McCain often jokes that he is older than dirt and has more scars than Frankenstein. He never looks physically comfortable -- and can't comb his own hair -- because of the severe injuries he suffered as a prisoner of war for 5½ years. The campaign trail is rough, but McCain has been through worse.

The photograph reminds us that McCain is on the horns of a dilemma. He needs the support of the Republican base, but he was never the base's favorite candidate. Lots of Republicans don't like him at all. He can't repudiate President Bush, but neither can he fully embrace him. He's running against a candidate who's younger and fresher and has raised a lot more money.

What can McCain do? Same thing as always: keep grinding.

Campaigns are intensely visual enterprises. No campaign is won with position papers. You could have the best Web site in the world and never win a delegate. You have to show up. You have to plunge into the messy mix of America, from the gritty diners of New Hampshire to the fancy hotels of Los Angeles.

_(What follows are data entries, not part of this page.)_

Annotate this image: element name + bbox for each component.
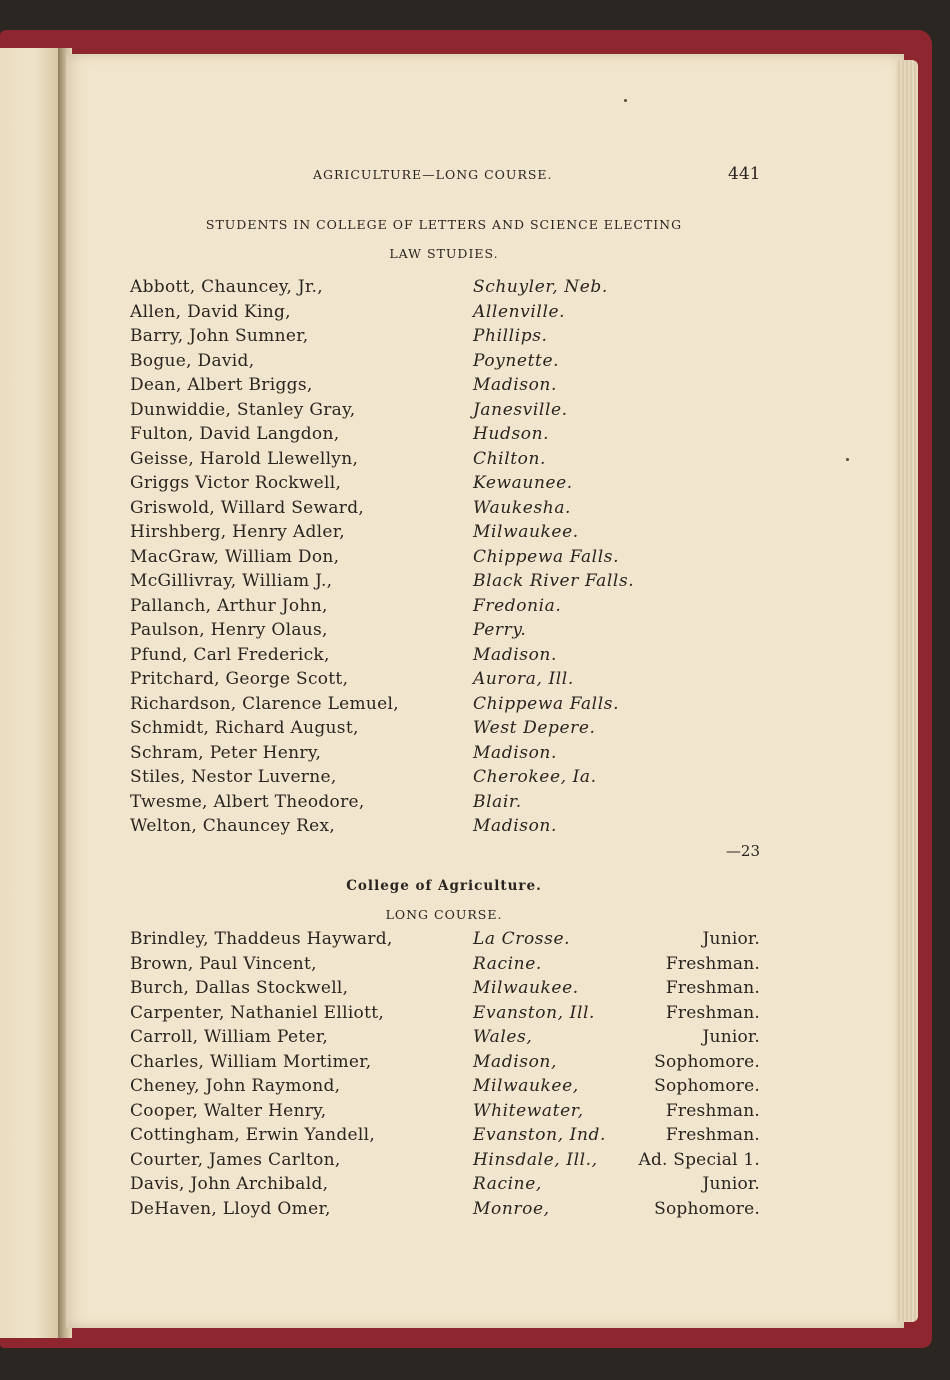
table-row xyxy=(130,424,760,448)
student-name: Pritchard, George Scott, xyxy=(130,669,349,689)
student-name: Schram, Peter Henry, xyxy=(130,742,322,763)
table-row xyxy=(130,522,760,546)
table-row xyxy=(130,620,760,644)
student-hometown: Chippewa Falls. xyxy=(473,546,620,567)
student-name: Allen, David King, xyxy=(130,301,291,322)
table-row xyxy=(130,767,760,791)
table-row xyxy=(130,547,760,571)
student-hometown: Hinsdale, Ill., xyxy=(473,1149,598,1170)
student-class: Freshman. xyxy=(665,978,760,998)
table-row xyxy=(130,816,760,840)
table-row xyxy=(130,1199,760,1223)
student-name: Griswold, Willard Seward, xyxy=(130,497,365,518)
table-row xyxy=(130,1101,760,1125)
table-row xyxy=(130,1150,760,1174)
table-row xyxy=(130,1125,760,1149)
student-hometown: Hudson. xyxy=(473,424,550,444)
student-hometown: Evanston, Ill. xyxy=(473,1002,596,1023)
student-hometown: Racine, xyxy=(473,1174,542,1194)
student-name: Cooper, Walter Henry, xyxy=(130,1100,327,1121)
student-hometown: West Depere. xyxy=(473,718,596,738)
table-row xyxy=(130,375,760,399)
table-row xyxy=(130,302,760,326)
student-class: Ad. Special 1. xyxy=(638,1149,760,1170)
student-name: Dunwiddie, Stanley Gray, xyxy=(130,399,356,420)
student-hometown: Madison. xyxy=(473,816,557,836)
student-name: Carpenter, Nathaniel Elliott, xyxy=(130,1002,385,1023)
student-class: Junior. xyxy=(702,1174,760,1194)
student-hometown: Milwaukee. xyxy=(473,978,579,998)
student-name: Carroll, William Peter, xyxy=(130,1027,329,1047)
page-edges xyxy=(896,60,918,1322)
table-row xyxy=(130,669,760,693)
table-row xyxy=(130,718,760,742)
student-hometown: Chilton. xyxy=(473,448,547,469)
student-name: Barry, John Sumner, xyxy=(130,326,309,346)
student-name: Stiles, Nestor Luverne, xyxy=(130,767,337,787)
student-hometown: Madison. xyxy=(473,742,557,763)
student-class: Freshman. xyxy=(665,1100,760,1121)
law-section-heading: STUDENTS IN COLLEGE OF LETTERS AND SCIENCE ELECTING xyxy=(205,217,683,232)
student-name: Cottingham, Erwin Yandell, xyxy=(130,1125,376,1145)
student-hometown: Perry. xyxy=(473,620,527,640)
student-name: Geisse, Harold Llewellyn, xyxy=(130,448,359,469)
student-class: Sophomore. xyxy=(654,1076,760,1096)
student-hometown: Waukesha. xyxy=(473,497,572,518)
student-class: Freshman. xyxy=(665,1002,760,1023)
table-row xyxy=(130,596,760,620)
table-row xyxy=(130,400,760,424)
student-class: Sophomore. xyxy=(654,1051,760,1072)
student-name: Pallanch, Arthur John, xyxy=(130,595,328,616)
student-class: Junior. xyxy=(702,1027,760,1047)
student-hometown: Schuyler, Neb. xyxy=(473,277,608,297)
student-name: Twesme, Albert Theodore, xyxy=(130,791,365,812)
student-name: Paulson, Henry Olaus, xyxy=(130,620,328,640)
student-name: McGillivray, William J., xyxy=(130,571,333,591)
student-hometown: Chippewa Falls. xyxy=(473,693,620,714)
student-name: Schmidt, Richard August, xyxy=(130,718,359,738)
left-page-fragment xyxy=(0,48,62,1338)
student-name: Dean, Albert Briggs, xyxy=(130,375,313,395)
page-number: 441 xyxy=(728,164,761,184)
student-name: Courter, James Carlton, xyxy=(130,1149,341,1170)
student-name: Charles, William Mortimer, xyxy=(130,1051,372,1072)
law-section-subheading: LAW STUDIES. xyxy=(389,246,499,261)
student-hometown: Fredonia. xyxy=(473,595,562,616)
student-hometown: Racine. xyxy=(473,953,542,974)
student-name: Burch, Dallas Stockwell, xyxy=(130,978,349,998)
table-row xyxy=(130,954,760,978)
student-hometown: Whitewater, xyxy=(473,1100,584,1121)
table-row xyxy=(130,1003,760,1027)
student-name: Hirshberg, Henry Adler, xyxy=(130,522,346,542)
student-class: Junior. xyxy=(702,929,760,949)
table-row xyxy=(130,792,760,816)
student-hometown: Milwaukee, xyxy=(473,1076,579,1096)
running-head: AGRICULTURE—LONG COURSE. xyxy=(313,167,553,182)
table-row xyxy=(130,473,760,497)
student-name: Bogue, David, xyxy=(130,350,255,371)
student-hometown: Madison, xyxy=(473,1051,557,1072)
student-hometown: Poynette. xyxy=(473,350,560,371)
student-hometown: Monroe, xyxy=(473,1198,550,1219)
table-row xyxy=(130,498,760,522)
table-row xyxy=(130,277,760,301)
student-name: Pfund, Carl Frederick, xyxy=(130,644,330,665)
student-hometown: Kewaunee. xyxy=(473,473,573,493)
student-hometown: Cherokee, Ia. xyxy=(473,767,597,787)
law-student-count: —23 xyxy=(725,842,760,860)
student-hometown: Wales, xyxy=(473,1027,533,1047)
student-hometown: Milwaukee. xyxy=(473,522,579,542)
student-name: Abbott, Chauncey, Jr., xyxy=(130,277,323,297)
table-row xyxy=(130,645,760,669)
long-course-heading: LONG COURSE. xyxy=(385,907,503,922)
student-hometown: Aurora, Ill. xyxy=(473,669,574,689)
student-class: Freshman. xyxy=(665,1125,760,1145)
student-hometown: Madison. xyxy=(473,644,557,665)
student-name: Griggs Victor Rockwell, xyxy=(130,473,342,493)
paper-speck xyxy=(846,458,849,461)
student-hometown: La Crosse. xyxy=(473,929,571,949)
table-row xyxy=(130,694,760,718)
student-hometown: Phillips. xyxy=(473,326,548,346)
table-row xyxy=(130,1027,760,1051)
student-class: Sophomore. xyxy=(654,1198,760,1219)
table-row xyxy=(130,571,760,595)
student-hometown: Allenville. xyxy=(473,301,566,322)
college-heading: College of Agriculture. xyxy=(346,878,542,894)
student-name: Brown, Paul Vincent, xyxy=(130,953,317,974)
student-name: Brindley, Thaddeus Hayward, xyxy=(130,929,393,949)
table-row xyxy=(130,326,760,350)
student-name: MacGraw, William Don, xyxy=(130,546,340,567)
table-row xyxy=(130,743,760,767)
table-row xyxy=(130,929,760,953)
paper-speck xyxy=(624,99,627,102)
student-name: Fulton, David Langdon, xyxy=(130,424,340,444)
student-hometown: Madison. xyxy=(473,375,557,395)
table-row xyxy=(130,1052,760,1076)
student-hometown: Evanston, Ind. xyxy=(473,1125,606,1145)
student-class: Freshman. xyxy=(665,953,760,974)
table-row xyxy=(130,1076,760,1100)
student-name: DeHaven, Lloyd Omer, xyxy=(130,1198,331,1219)
table-row xyxy=(130,1174,760,1198)
table-row xyxy=(130,351,760,375)
table-row xyxy=(130,978,760,1002)
student-name: Richardson, Clarence Lemuel, xyxy=(130,693,399,714)
student-hometown: Janesville. xyxy=(473,399,568,420)
student-name: Cheney, John Raymond, xyxy=(130,1076,341,1096)
student-hometown: Black River Falls. xyxy=(473,571,635,591)
student-name: Welton, Chauncey Rex, xyxy=(130,816,336,836)
student-hometown: Blair. xyxy=(473,791,522,812)
table-row xyxy=(130,449,760,473)
student-name: Davis, John Archibald, xyxy=(130,1174,329,1194)
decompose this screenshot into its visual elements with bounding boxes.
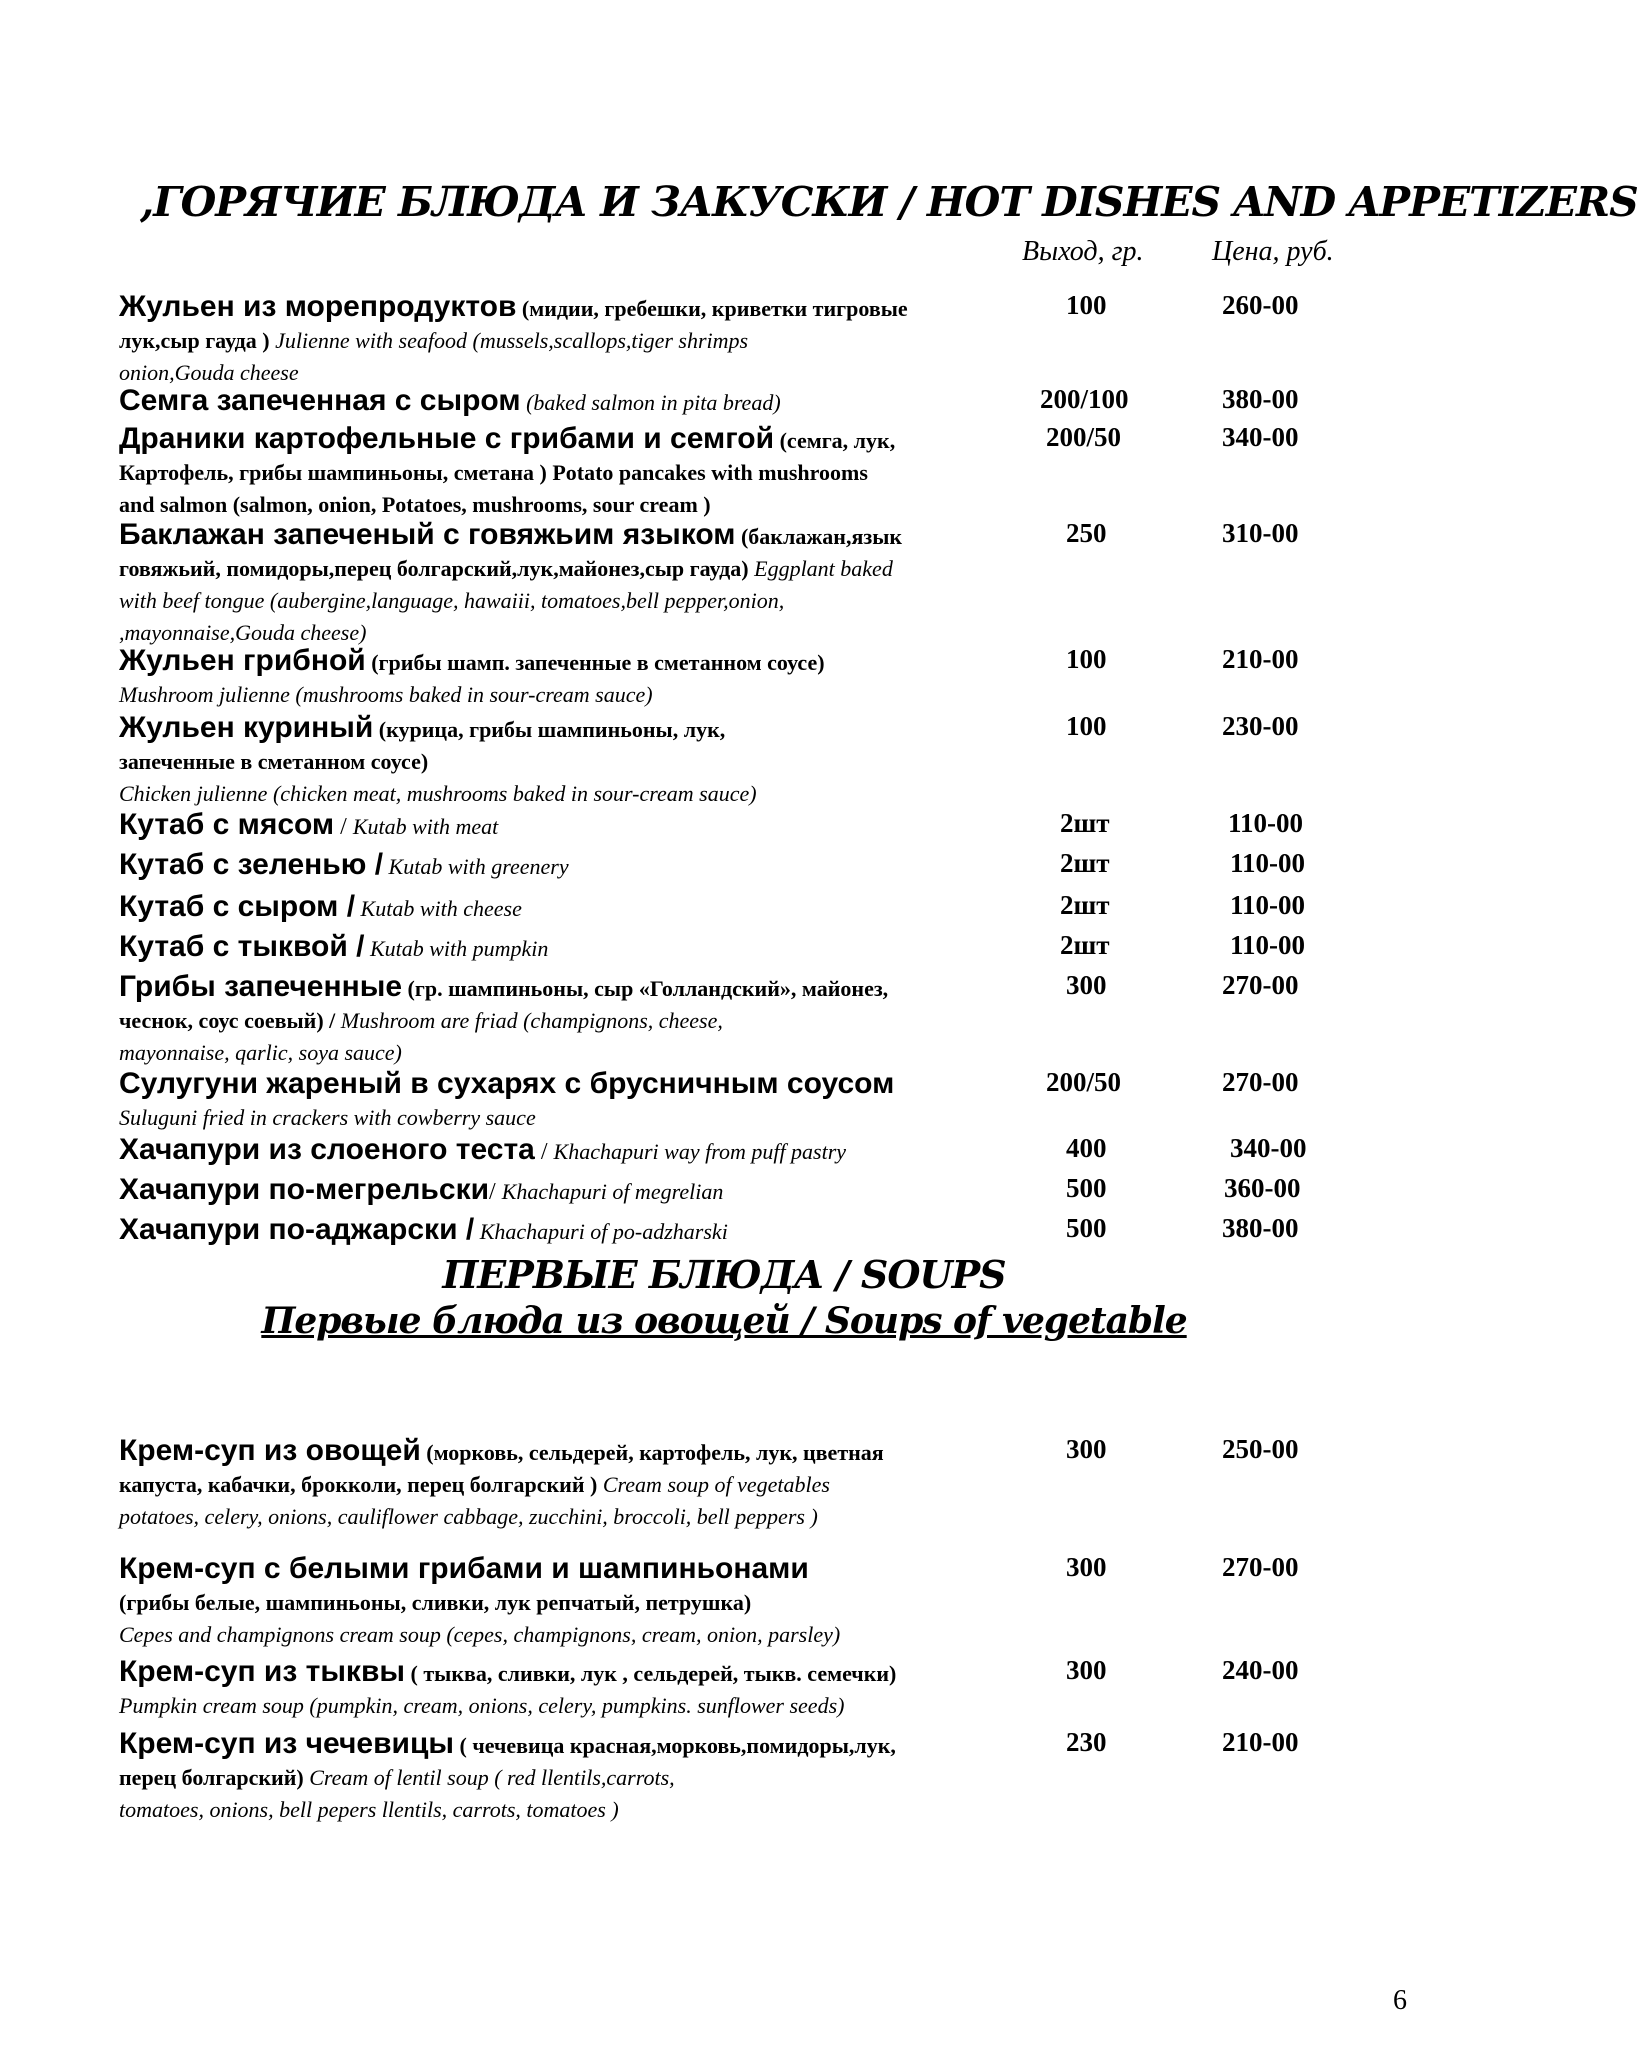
item-weight: 100	[1066, 711, 1107, 741]
item-desc-en: with beef tongue (aubergine,language, hawaiii, tomatoes,bell pepper,onion,	[119, 588, 785, 613]
item-weight: 230	[1066, 1727, 1107, 1757]
item-name: Крем-суп из овощей	[119, 1434, 421, 1467]
item-name: Крем-суп с белыми грибами и шампиньонами	[119, 1552, 809, 1585]
item-name: Сулугуни жареный в сухарях с брусничным соусом	[119, 1067, 895, 1100]
item-desc-en: potatoes, celery, onions, cauliflower cabbage, zucchini, broccoli, bell peppers )	[119, 1504, 818, 1529]
item-desc: (грибы белые, шампиньоны, сливки, лук репчатый, петрушка)	[119, 1590, 752, 1615]
item-desc-en: Kutab with meat	[352, 814, 499, 839]
item-name: Семга запеченная с сыром	[119, 384, 521, 417]
item-price: 270-00	[1222, 1552, 1299, 1582]
item-desc: ( тыква, сливки, лук , сельдерей, тыкв. семечки)	[405, 1661, 897, 1686]
item-weight: 300	[1066, 1434, 1107, 1464]
item-price: 210-00	[1222, 1727, 1299, 1757]
item-desc: (семга, лук,	[774, 428, 896, 453]
item-price: 110-00	[1230, 890, 1306, 920]
item-desc: запеченные в сметанном соусе)	[119, 749, 429, 774]
item-name: Жульен грибной	[119, 644, 366, 677]
item-weight: 100	[1066, 644, 1107, 674]
item-weight: 2шт	[1060, 890, 1110, 920]
item-price: 270-00	[1222, 1067, 1299, 1097]
item-name: Крем-суп из тыквы	[119, 1655, 406, 1688]
item-price: 250-00	[1222, 1434, 1299, 1464]
section-subtitle-vegetable-soups: Первые блюда из овощей / Soups of vegetable	[261, 1300, 1187, 1342]
menu-item	[119, 932, 1019, 966]
item-desc: лук,сыр гауда )	[119, 328, 270, 353]
item-weight: 2шт	[1060, 808, 1110, 838]
item-desc-en: Suluguni fried in crackers with cowberry sauce	[119, 1105, 536, 1130]
item-desc-en: Julienne with seafood (mussels,scallops,tiger shrimps	[269, 328, 749, 353]
menu-item	[119, 810, 1019, 844]
item-desc-en: Cream of lentil soup ( red llentils,carrots,	[303, 1765, 675, 1790]
item-desc: чеснок, соус соевый) /	[119, 1008, 336, 1033]
item-name: Кутаб с тыквой /	[119, 930, 365, 963]
item-name: Хачапури из слоеного теста	[119, 1133, 535, 1166]
item-desc: капуста, кабачки, брокколи, перец болгарский )	[119, 1472, 598, 1497]
item-desc-en: onion,Gouda cheese	[119, 360, 299, 385]
item-desc: and salmon (salmon, onion, Potatoes, mushrooms, sour cream )	[119, 492, 711, 517]
menu-item	[119, 292, 1019, 390]
item-name: Кутаб с зеленью /	[119, 848, 384, 881]
item-price: 380-00	[1222, 384, 1299, 414]
menu-item	[119, 1069, 1019, 1135]
menu-item	[119, 713, 1019, 811]
item-weight: 250	[1066, 518, 1107, 548]
item-price: 110-00	[1230, 848, 1306, 878]
item-weight: 200/50	[1046, 1067, 1122, 1097]
item-desc-en: mayonnaise, qarlic, soya sauce)	[119, 1040, 402, 1065]
menu-item	[119, 386, 1019, 420]
item-desc: говяжьий, помидоры,перец болгарский,лук,майонез,сыр гауда)	[119, 556, 749, 581]
item-separator: /	[489, 1179, 502, 1205]
item-separator: /	[334, 814, 353, 840]
item-weight: 2шт	[1060, 848, 1110, 878]
item-weight: 200/100	[1040, 384, 1129, 414]
item-desc-en: Khachapuri of po-adzharski	[474, 1219, 728, 1244]
item-name: Жульен из морепродуктов	[119, 290, 517, 323]
item-desc: (гр. шампиньоны, сыр «Голландский», майонез,	[402, 976, 889, 1001]
item-name: Кутаб с мясом	[119, 808, 335, 841]
item-desc-en: tomatoes, onions, bell pepers llentils, carrots, tomatoes )	[119, 1797, 619, 1822]
menu-item	[119, 1554, 1019, 1652]
column-header-weight: Выход, гр.	[1022, 236, 1144, 267]
item-weight: 200/50	[1046, 422, 1122, 452]
item-price: 230-00	[1222, 711, 1299, 741]
item-name: Крем-суп из чечевицы	[119, 1727, 455, 1760]
item-price: 110-00	[1228, 808, 1304, 838]
item-desc-en: (baked salmon in pita bread)	[520, 390, 781, 415]
item-price: 210-00	[1222, 644, 1299, 674]
item-desc-en: Khachapuri of megrelian	[501, 1179, 724, 1204]
item-desc-en: Chicken julienne (chicken meat, mushrooms baked in sour-cream sauce)	[119, 781, 757, 806]
item-desc: Картофель, грибы шампиньоны, сметана ) Potato pancakes with mushrooms	[119, 460, 868, 485]
menu-item	[119, 646, 1019, 712]
item-desc: ( чечевица красная,морковь,помидоры,лук,	[454, 1733, 896, 1758]
item-desc-en: Kutab with pumpkin	[364, 936, 549, 961]
item-desc: (баклажан,язык	[735, 524, 903, 549]
item-name: Хачапури по-аджарски /	[119, 1213, 475, 1246]
item-name: Драники картофельные с грибами и семгой	[119, 422, 775, 455]
item-name: Хачапури по-мегрельски	[119, 1173, 490, 1206]
item-weight: 300	[1066, 1655, 1107, 1685]
item-desc-en: Mushroom are friad (champignons, cheese,	[335, 1008, 723, 1033]
item-desc-en: Eggplant baked	[748, 556, 893, 581]
item-weight: 2шт	[1060, 930, 1110, 960]
item-desc-en: Kutab with cheese	[355, 896, 522, 921]
menu-item	[119, 424, 1019, 522]
item-desc: (морковь, сельдерей, картофель, лук, цветная	[420, 1440, 884, 1465]
item-name: Грибы запеченные	[119, 970, 403, 1003]
item-price: 110-00	[1230, 930, 1306, 960]
item-weight: 100	[1066, 290, 1107, 320]
item-price: 240-00	[1222, 1655, 1299, 1685]
item-price: 340-00	[1230, 1133, 1307, 1163]
item-desc: перец болгарский)	[119, 1765, 304, 1790]
item-weight: 400	[1066, 1133, 1107, 1163]
item-desc: (мидии, гребешки, криветки тигровые	[516, 296, 908, 321]
menu-item	[119, 1175, 1019, 1209]
item-name: Баклажан запеченый с говяжьим языком	[119, 518, 736, 551]
item-price: 260-00	[1222, 290, 1299, 320]
item-weight: 300	[1066, 1552, 1107, 1582]
item-price: 380-00	[1222, 1213, 1299, 1243]
item-price: 340-00	[1222, 422, 1299, 452]
item-desc: (курица, грибы шампиньоны, лук,	[373, 717, 726, 742]
menu-item	[119, 1135, 1019, 1169]
item-separator: /	[534, 1139, 554, 1165]
item-price: 310-00	[1222, 518, 1299, 548]
column-header-price: Цена, руб.	[1212, 236, 1334, 267]
menu-item	[119, 520, 1019, 650]
item-weight: 300	[1066, 970, 1107, 1000]
section-title-soups: ПЕРВЫЕ БЛЮДА / SOUPS	[442, 1252, 1006, 1297]
item-desc: (грибы шамп. запеченные в сметанном соусе)	[365, 650, 825, 675]
item-name: Жульен куриный	[119, 711, 374, 744]
item-weight: 500	[1066, 1173, 1107, 1203]
menu-item	[119, 850, 1019, 884]
menu-item	[119, 1436, 1019, 1534]
menu-item	[119, 1729, 1019, 1827]
item-desc-en: ,mayonnaise,Gouda cheese)	[119, 620, 367, 645]
item-desc-en: Mushroom julienne (mushrooms baked in sour-cream sauce)	[119, 682, 653, 707]
menu-item	[119, 1657, 1019, 1723]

Along the way, you construct a visual narrative of your candidacy. Sure, some of the photo ops are stagey, but a lot of them are rough around the edges, the frames jumbled with unpolished characters.

Or concrete blocks. You see them strewn under a trailer where Hillary Clinton is making a visit with her entourage (that's her daughter, Chelsea, right behind her) to a hard-luck town in Appalachia [Photo 3]. There are a lot of votes in the boondocks, which is why candidates drag journalists to places that otherwise rarely get media attention. We know that money has undue influence in politics, but the system isn't a complete bust. In a democracy, one vote is as valuable as any other. The banker's ballot doesn't count any more than the ballot of the fellow whose home just went into foreclosure.